The problems faced by the students stem from poor education at primary and secondary level, where there is a shortage of teachers and equipment as well as a different, more old-fashioned approach to learning, largely based on memorising. Writing undergraduate-level essays and understanding the system of marking is a major difficulty when their native language is Arabic, but lectures are in Hebrew while most of the books are in English.

"The centre has to act as a bridge between the teacher and the student. Although we can request that our students are given more time, naturally the professors won't lower their standards for them nor do we want that. It's the job of the centre to give extra help in tutoring. I'm not asking for millions, but we do need money for that."

Dr Abu-Saad knows many of the students' families personally and spends much time persuading fathers, who could not afford to pay for a university education, to allow their daughters to sit for scholarships. He visits Bedouin high schools to explain university requirements and application procedures and to show how the centre can help provide support for new students.

Hardly any of the female Bedouin students live in, which creates additional problems because of a lack of public transport in the area. In many cases they do not qualify for residential accommodation for a variety of reasons. This often means that after a full day studying they have to take a bus to the next town followed by an hour-long walk. Dr Abu-Saad said: "When they eventually get home it's sometimes to a tent with 12 kids around and no electricity. How can they study in these conditions?"

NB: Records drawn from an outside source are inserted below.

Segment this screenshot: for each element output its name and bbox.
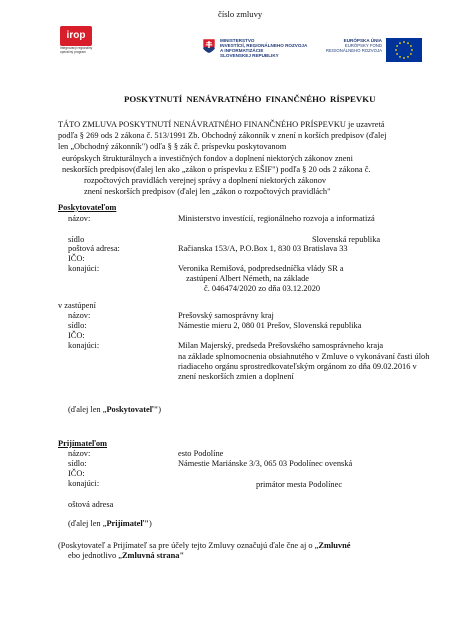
eu-line: REGIONÁLNEHO ROZVOJA [325, 48, 382, 53]
ministry-line: SLOVENSKEJ REPUBLIKY [220, 53, 279, 59]
representation-acting-line: na základe splnomocnenia obsiahnutého v Zmluve o vykonávaní časti úloh [178, 352, 430, 361]
contract-number-label: číslo zmluvy [218, 9, 263, 19]
representation-acting-line: Milan Majerský, predseda Prešovského samosprávneho kraja [178, 341, 384, 350]
eu-line: EURÓPSKY FOND [344, 43, 382, 48]
intro-line: podľa § 269 ods 2 zákona č. 513/1991 Zb. Obchodný zákonník v znení n korších predpisov (ďalej [58, 131, 387, 141]
provider-ico-label: IČO: [68, 254, 85, 263]
recipient-acting: primátor mesta Podolínec [256, 480, 343, 489]
representation-seat-label: sídlo: [68, 321, 87, 330]
intro-line: neskorších predpisov(ďalej len ako „zákon o príspevku z EŠIF") podľa § 20 ods 2 zákona č. [62, 164, 371, 174]
recipient-ico-label: IČO: [68, 469, 85, 478]
representation-heading: v zastúpení [58, 301, 96, 310]
provider-name-label: názov: [68, 214, 91, 223]
eu-fund-name [322, 38, 382, 53]
irop-logo [60, 26, 96, 64]
ministry-name [220, 38, 307, 58]
representation-acting-line: riadiaceho orgánu sprostredkovateľským orgánom zo dňa 09.02.2016 v [178, 362, 417, 371]
closing-line: (Poskytovateľ a Prijímateľ sa pre účely tejto Zmluvy označujú ďale čne aj o „Zmluvné [58, 541, 351, 550]
ministry-line: A INFORMATIZÁCIE [220, 48, 264, 54]
provider-heading: Poskytovateľom [58, 203, 117, 212]
recipient-postal-label: oštová adresa [68, 500, 114, 509]
intro-line: európskych štrukturálnych a investičných fondov a doplnení niektorých zákonov zneni [62, 153, 353, 163]
representation-acting-label: konajúci: [68, 341, 100, 350]
irop-tagline: Integrovaný regionálny operačný program [60, 46, 93, 54]
eu-flag-icon [386, 38, 422, 62]
provider-further-reference: (ďalej len „Poskytovateľ") [68, 405, 162, 414]
recipient-name: esto Podolíne [178, 449, 224, 458]
intro-paragraph [58, 119, 386, 197]
recipient-heading: Prijímateľom [58, 439, 108, 448]
provider-acting-line: Veronika Remišová, podpredsedníčka vlády SR a [178, 264, 344, 273]
recipient-seat-label: sídlo: [68, 459, 87, 468]
eu-line: EURÓPSKA ÚNIA [343, 38, 382, 43]
representation-name: Prešovský samosprávny kraj [178, 311, 274, 320]
slovak-coat-of-arms-icon [202, 38, 216, 54]
ministry-line: INVESTÍCIÍ, REGIONÁLNEHO ROZVOJA [220, 43, 308, 49]
closing-line: ebo jednotlivo „Zmluvná strana" [68, 551, 185, 560]
recipient-acting-label: konajúci: [68, 479, 100, 488]
provider-name: Ministerstvo investícií, regionálneho rozvoja a informatizá [178, 214, 375, 223]
recipient-further-reference: (ďalej len „Prijímateľ") [68, 519, 152, 528]
representation-name-label: názov: [68, 311, 91, 320]
provider-seat: Slovenská republika [312, 235, 381, 244]
intro-line: TÁTO ZMLUVA POSKYTNUTÍ NENÁVRATNÉHO FINANČNÉHO PRÍSPEVKU je uzavretá [58, 120, 385, 129]
provider-acting-line: zastúpení Albert Németh, na základe [186, 274, 310, 283]
recipient-name-label: názov: [68, 449, 91, 458]
provider-postal: Račianska 153/A, P.O.Box 1, 830 03 Bratislava 33 [178, 244, 348, 253]
ministry-line: MINISTERSTVO [220, 38, 255, 43]
provider-acting-label: konajúci: [68, 264, 100, 273]
provider-acting-line: č. 046474/2020 zo dňa 03.12.2020 [204, 284, 321, 293]
document-title: POSKYTNUTÍ NENÁVRATNÉHO FINANČNÉHO RÍSPEVKU [124, 94, 376, 104]
irop-logo-mark: irop [60, 26, 92, 46]
provider-seat-label: sídlo [68, 235, 85, 244]
intro-line: znení neskorších predpisov (ďalej len „zákon o rozpočtových pravidlách" [84, 187, 331, 197]
recipient-seat: Námestie Mariánske 3/3, 065 03 Podolínec ovenská [178, 459, 353, 468]
representation-ico-label: IČO: [68, 331, 85, 340]
intro-line: rozpočtových pravidlách verejnej správy a doplnení niektorých zákonov [84, 176, 327, 186]
provider-postal-label: poštová adresa: [68, 244, 120, 253]
representation-seat: Námestie mieru 2, 080 01 Prešov, Slovenská republika [178, 321, 362, 330]
intro-line: len „Obchodný zákonník") odľa § § zák č. príspevku poskytovanom [58, 142, 287, 152]
representation-acting-line: znení neskorších zmien a doplnení [178, 372, 294, 381]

This was the case for Seeham, a third-year student completing a course in social work, who has 16 children and three mothers in her family. The only way she was able to pursue her studies was by staying late at the university and getting home after nine o'clock. She already has a job lined up at the hospital working with a Bedouin project that the centre has helped organise for her.

Amal, who wears traditional Muslim dress, said the main difficulty for her was making friends with other students. "Now I have many friends but I remember taking an Israeli Jewish girl to my village and she was scared to get out of the car in case she was set upon."

Dr Abu-Saad is aware that he must attract more Bedouin students onto courses other than nursing, social work and the humanities. Few Bedouin undergraduates study science and technology and there is only one engineering student.

But with further funds from Robert Arnow, the centre has embarked on a three-year university preparatory programme for high-school pupils concentrating on maths and physics. As part of this programme, Bedouin schoolchildren will be taken around laboratories to give them aspirations. "Often computers are completely new to these kids. We want to create the vision that they too could become the next Pasteur," said Dr Abu-Saad.